A number of members of the deaf community choose to view their deaf status as a subculture of society, in the same sense as a Hispanic person would embrace his or her Hispanic culture. Deafness is not a handicap per se, but a shared experience which gives the deaf community its unique cultural identity. To members of this deaf subculture, cochlear implants are considered disrespectful and insulting, since the medical community views deafness as a handicap which must be treated or corrected.
Certain factions of the deaf community also believe a deaf person's ability to live a full and meaningful life is not compromised by his or her deafness, so the suggestion that cochlear implants provide advantages over a deaf lifestyle is shortsighted and insensitive. Many deaf people cope very well with their deafness, learning sign language and lip reading and adapting their work and home environments to accommodate their loss of hearing.
Another controversy surrounding cochlear implants and the deaf community is the safety and effectiveness of the procedure. Cochlear implantation involves major surgery in an area of the body filled with delicate nerves which control facial movements.
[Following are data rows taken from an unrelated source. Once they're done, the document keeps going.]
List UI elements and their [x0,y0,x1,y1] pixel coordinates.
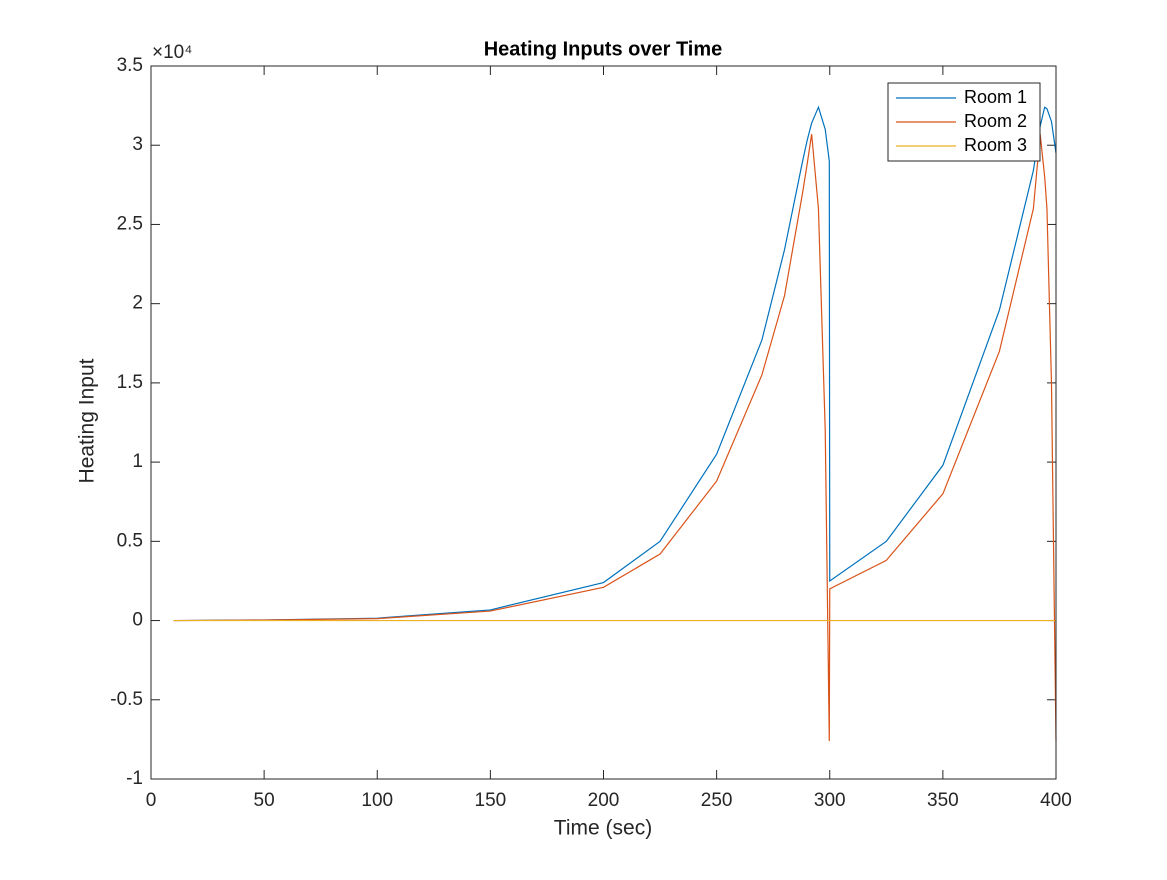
x-tick-label: 50 [254,790,275,811]
y-exponent-label: ×10⁴ [152,42,192,63]
x-tick-label: 150 [475,790,507,811]
x-tick-label: 100 [361,790,393,811]
y-tick-label: 1.5 [117,372,143,393]
x-tick-label: 250 [701,790,733,811]
x-tick-label: 400 [1040,790,1072,811]
y-tick-label: 2 [132,293,143,314]
legend-label: Room 3 [964,135,1027,155]
chart-title: Heating Inputs over Time [484,38,723,60]
y-tick-label: 3 [132,134,143,155]
x-tick-label: 300 [814,790,846,811]
y-tick-label: -0.5 [110,689,143,710]
y-tick-label: 1 [132,451,143,472]
legend-label: Room 1 [964,87,1027,107]
y-tick-label: 2.5 [117,213,143,234]
x-tick-label: 200 [588,790,620,811]
y-tick-label: 0 [132,610,143,631]
y-tick-label: 3.5 [117,55,143,76]
legend-label: Room 2 [964,111,1027,131]
x-axis-label: Time (sec) [554,817,652,840]
y-tick-label: -1 [126,768,143,789]
x-tick-label: 350 [927,790,959,811]
axes-box [150,65,1057,780]
x-tick-label: 0 [146,790,157,811]
y-tick-label: 0.5 [117,530,143,551]
y-axis-label: Heating Input [76,358,99,483]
One mistake during surgery could cause long-term facial paralysis.
These implants can also destroy any remaining healthy auditory nerves, which means a deaf person could lose all remnants of natural hearing which may have helped them adjust to a deaf lifestyle. They require the recipient to undergo significant fine-tuning sessions, and success can vary widely from recipient to recipient.
The controversy over cochlear implants often pits hearing parents against deaf parents when it comes to raising their deaf children in a hearing world. Many deaf parents would prefer to raise their deaf child in a deaf culture, including the use of sign language and lip reading. Hearing parents who are not familiar with the deaf community may opt for the implant surgery to correct their deaf child's perceived handicap.
The result may be a deaf child who can partially hear, or a hearing child with a deaf cultural heritage. Either way, the child may face social ostracism from both communities if the parents do not consider the long-term effects of cochlear implant surgery. Not all members of the deaf community view implants as an unnecessary procedure, but hearing parents facing a difficult decision concerning a deaf child may want to research both sides of the controversy before committing to cochlear implant surgery.